(This blog also appears at sticknz.net)
Michael Margolis, chief instigator at Get Storied in a Brand Storytelling 101 blog makes the following point.
1. When we name something, our relationship with it transforms
His first example has an agricultural flavour.
“If a cow is given a name by her owner, she generates more milk than a cow that’s treated as an anonymous member of the herd,” according to a research study by Newcastle University.
Margolis goes on:
Names provide us with purpose and direction, often revealing the inner purpose and destiny we are expected to fill. Those names impart an energetic connection that shapes us. When you name the people, creatures and places around you, your connection with the universe is strengthened, all through the stories you tell.

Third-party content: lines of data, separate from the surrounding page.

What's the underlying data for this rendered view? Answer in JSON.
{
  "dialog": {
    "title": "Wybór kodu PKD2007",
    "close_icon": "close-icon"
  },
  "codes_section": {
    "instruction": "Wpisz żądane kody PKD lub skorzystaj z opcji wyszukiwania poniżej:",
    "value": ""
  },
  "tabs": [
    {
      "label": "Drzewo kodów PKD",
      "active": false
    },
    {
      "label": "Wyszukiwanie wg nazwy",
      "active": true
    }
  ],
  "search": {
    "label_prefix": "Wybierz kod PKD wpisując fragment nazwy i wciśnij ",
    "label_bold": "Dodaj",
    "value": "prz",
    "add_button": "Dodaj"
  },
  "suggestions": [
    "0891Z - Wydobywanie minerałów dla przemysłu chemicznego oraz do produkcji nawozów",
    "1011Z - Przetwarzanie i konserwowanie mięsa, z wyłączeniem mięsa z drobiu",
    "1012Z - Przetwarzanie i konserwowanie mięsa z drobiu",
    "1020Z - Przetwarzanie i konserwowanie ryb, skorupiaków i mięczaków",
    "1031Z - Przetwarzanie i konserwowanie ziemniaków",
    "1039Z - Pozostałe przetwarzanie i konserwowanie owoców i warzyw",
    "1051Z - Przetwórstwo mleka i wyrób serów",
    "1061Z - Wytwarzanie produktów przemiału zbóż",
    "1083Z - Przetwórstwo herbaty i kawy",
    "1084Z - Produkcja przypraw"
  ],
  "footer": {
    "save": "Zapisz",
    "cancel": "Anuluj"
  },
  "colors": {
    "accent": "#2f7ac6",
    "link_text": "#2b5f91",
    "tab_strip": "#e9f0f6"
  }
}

Brands operate in a similar way. A brand represents the complex emotional relationship between the storyteller – the one who is sharing something about that brand – and the audience. Put in a more traditional context, a brand represents the emotional relationship between a consumer and a product.
For all the above reasons, this is why NZ Inc should brand our method of responsible pastoralism.

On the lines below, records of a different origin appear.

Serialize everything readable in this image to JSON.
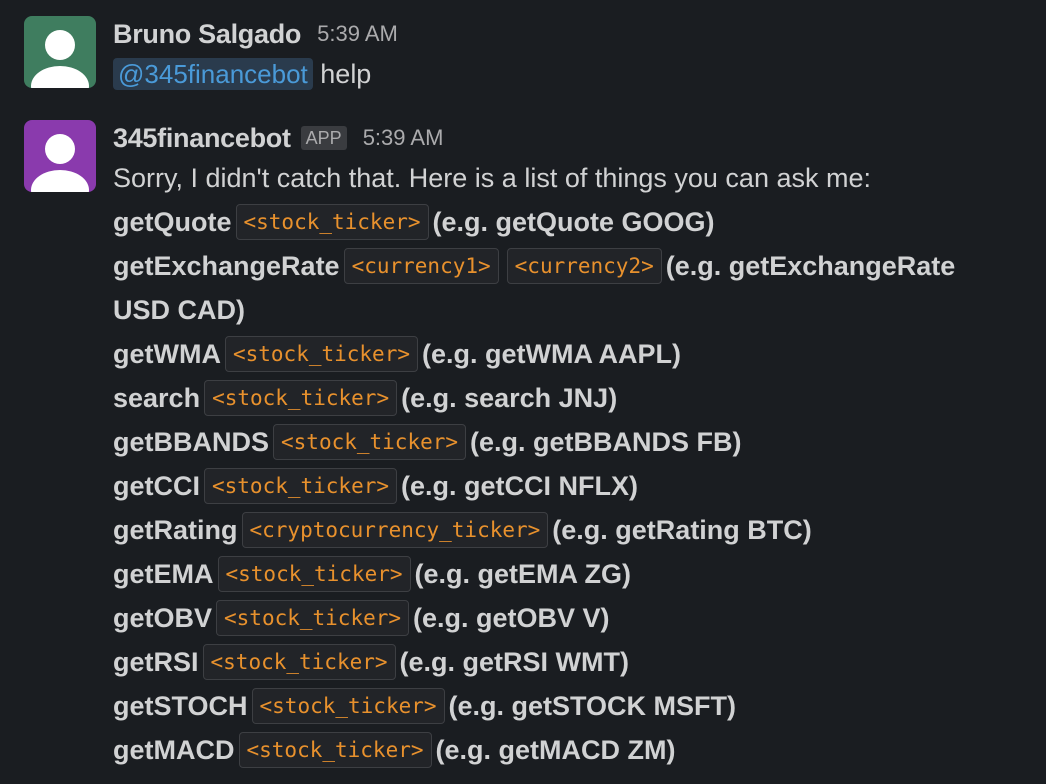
{
  "messages": [
    {
      "sender": "Bruno Salgado",
      "time": "5:39 AM",
      "mention": "@345financebot",
      "text": "help"
    },
    {
      "sender": "345financebot",
      "badge": "APP",
      "time": "5:39 AM",
      "intro": "Sorry, I didn't catch that. Here is a list of things you can ask me:",
      "commands": [
        {
          "name": "getQuote",
          "args": [
            "<stock_ticker>"
          ],
          "example": "(e.g. getQuote GOOG)"
        },
        {
          "name": "getExchangeRate",
          "args": [
            "<currency1>",
            "<currency2>"
          ],
          "example": "(e.g. getExchangeRate",
          "example_wrap": "USD CAD)"
        },
        {
          "name": "getWMA",
          "args": [
            "<stock_ticker>"
          ],
          "example": "(e.g. getWMA AAPL)"
        },
        {
          "name": "search",
          "args": [
            "<stock_ticker>"
          ],
          "example": "(e.g. search JNJ)"
        },
        {
          "name": "getBBANDS",
          "args": [
            "<stock_ticker>"
          ],
          "example": "(e.g. getBBANDS FB)"
        },
        {
          "name": "getCCI",
          "args": [
            "<stock_ticker>"
          ],
          "example": "(e.g. getCCI NFLX)"
        },
        {
          "name": "getRating",
          "args": [
            "<cryptocurrency_ticker>"
          ],
          "example": "(e.g. getRating BTC)"
        },
        {
          "name": "getEMA",
          "args": [
            "<stock_ticker>"
          ],
          "example": "(e.g. getEMA ZG)"
        },
        {
          "name": "getOBV",
          "args": [
            "<stock_ticker>"
          ],
          "example": "(e.g. getOBV V)"
        },
        {
          "name": "getRSI",
          "args": [
            "<stock_ticker>"
          ],
          "example": "(e.g. getRSI WMT)"
        },
        {
          "name": "getSTOCH",
          "args": [
            "<stock_ticker>"
          ],
          "example": "(e.g. getSTOCK MSFT)"
        },
        {
          "name": "getMACD",
          "args": [
            "<stock_ticker>"
          ],
          "example": "(e.g. getMACD ZM)"
        }
      ]
    }
  ],
  "colors": {
    "background": "#1a1d21",
    "user_avatar": "#3f7d5f",
    "bot_avatar": "#8a3aad",
    "code_text": "#e8912d",
    "mention_text": "#4a9ad8"
  }
}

We can capture the hearts and minds (and wallets) of consumers who care, by connecting with their emotions.
We can get off the commodity treadmill differentiating ourselves from much less pleasant and picturesque means of producing protein.
We can reinvent ourselves….but only if we give ourselves permission to think differently about what it is we offer the world. (Clue, it is vastly more than a piece of meat or a dairy ingredient in someone else’s product).
No one has laid claim to the pasture-based system of working in harmony with nature.
We can – and to reiterate Margolis’ words:
When we name something, our relationship with it transforms.